Pakistan must realise
May 15, 2020
Esso Peas
May 19, 2020

Imagine you are a retired employee of the Government of Pakistan and planning to “rest in peace” any time soon. It may be appropriate for you to pause for a moment and reconsider your options. If you are a male, then there is a good chance that you either had a wife at some point in time or you continue to be blessed with one. It is this happy and benign looking second possibility that you must logically be most concerned about. Every such individual must understand that his departure will initiate numerous unending, agonising and bureaucratic events, that may collectively be referred to as “family tensions”. Hence a moment of profound reflection for all those three million or so individuals who retired from a government service, receive a pension and continue to be alive.

Let’s start with the basics. Your wife is entitled to be called a ‘widow’ if she meets three mandatory requirements. She is a female, you (her husband) have passed away and she has not remarried. The special theory of relativity states that if a female was legally married to an individual who was receiving a government pension on the day he departed from this worldly abode, then she is also entitled to a portion of her husband’s pension, commonly known as “Family Pension”. Apparently, the government has taken great pains, considered all possible loopholes and designed a ‘supposedly’ bullet-proof methodology for this purpose.

The grief-stricken widow must write to the government about the demise of her husband and make a request for “Family Pension”. However, this is possible only if she is willing to undertake the ordeal of creating multiple copies of uniquely irrelevant and fastidious documents.

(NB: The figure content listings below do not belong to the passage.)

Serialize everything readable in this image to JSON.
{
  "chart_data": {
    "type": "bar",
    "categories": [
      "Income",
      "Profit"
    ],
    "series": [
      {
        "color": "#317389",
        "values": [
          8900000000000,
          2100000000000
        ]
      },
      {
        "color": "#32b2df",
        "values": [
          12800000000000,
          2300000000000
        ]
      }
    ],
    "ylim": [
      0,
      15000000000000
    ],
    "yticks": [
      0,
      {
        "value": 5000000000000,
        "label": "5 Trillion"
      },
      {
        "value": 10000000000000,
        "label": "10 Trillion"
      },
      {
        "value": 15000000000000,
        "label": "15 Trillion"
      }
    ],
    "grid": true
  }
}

At a minimum she ought to produce photocopies, forms, documents, affidavits and legal instruments such as, (i) two copies of Form — 123456; (ii) two copies of Performa duly completed and attested showing personal marks of identification; (iii) two copies of right hand thumb and fingers impressions; (iv) two copies of three specimen signatures of widow; (v) two attested copies of your nikkahnama or an Affidavit on a stamp paper duly attested by the Oath Commissioner/Notary Public showing the date of your marriage with the deceased employee; (vi) two attested copies of the Family Registration Certificate from NADRA in respect of the above named employee showing details of his family members; (vii) two attested copies of the death certificate of employee issued by NADRA; (viii) two attested original copies of Option Form for Direct Credit System duly verified by the bank; (ix) two attested photocopies of Indemnity Bond on a Rs50 judicial paper; (x) two attested original copies of life certificate; (xi) four attested passport size photographs and (xii) four attested copies of the widow’s CNIC.

How come it never occurs to our dysfunctional bureaucracy that the entire information asked for in the twelve commandments listed above, is either already available in NADRA’s family tree records or is completely superfluous. If the government was only to set aside its East India Company colonial mentality, it could easily specify just one requirement. “Get the employee’s death certificate registered with NADRA and send us a revised Family Registration Certificate (by marriage).”

Clearly the government is moved by a huge desire to look busy and create voluminous ‘forest depleting’ folders. Little does it realise that by continually raising the degree of difficulty with the same life-expired techniques, it is only creating greater possibilities for forgery and fraud. An employee could send his NADRA-issued Family Registration Certificate at the time of retirement and the widow could send one after his demise. Why can we not follow the Estonian model that requires “no information to be given to any department of the government if it has once been given to any other government department”?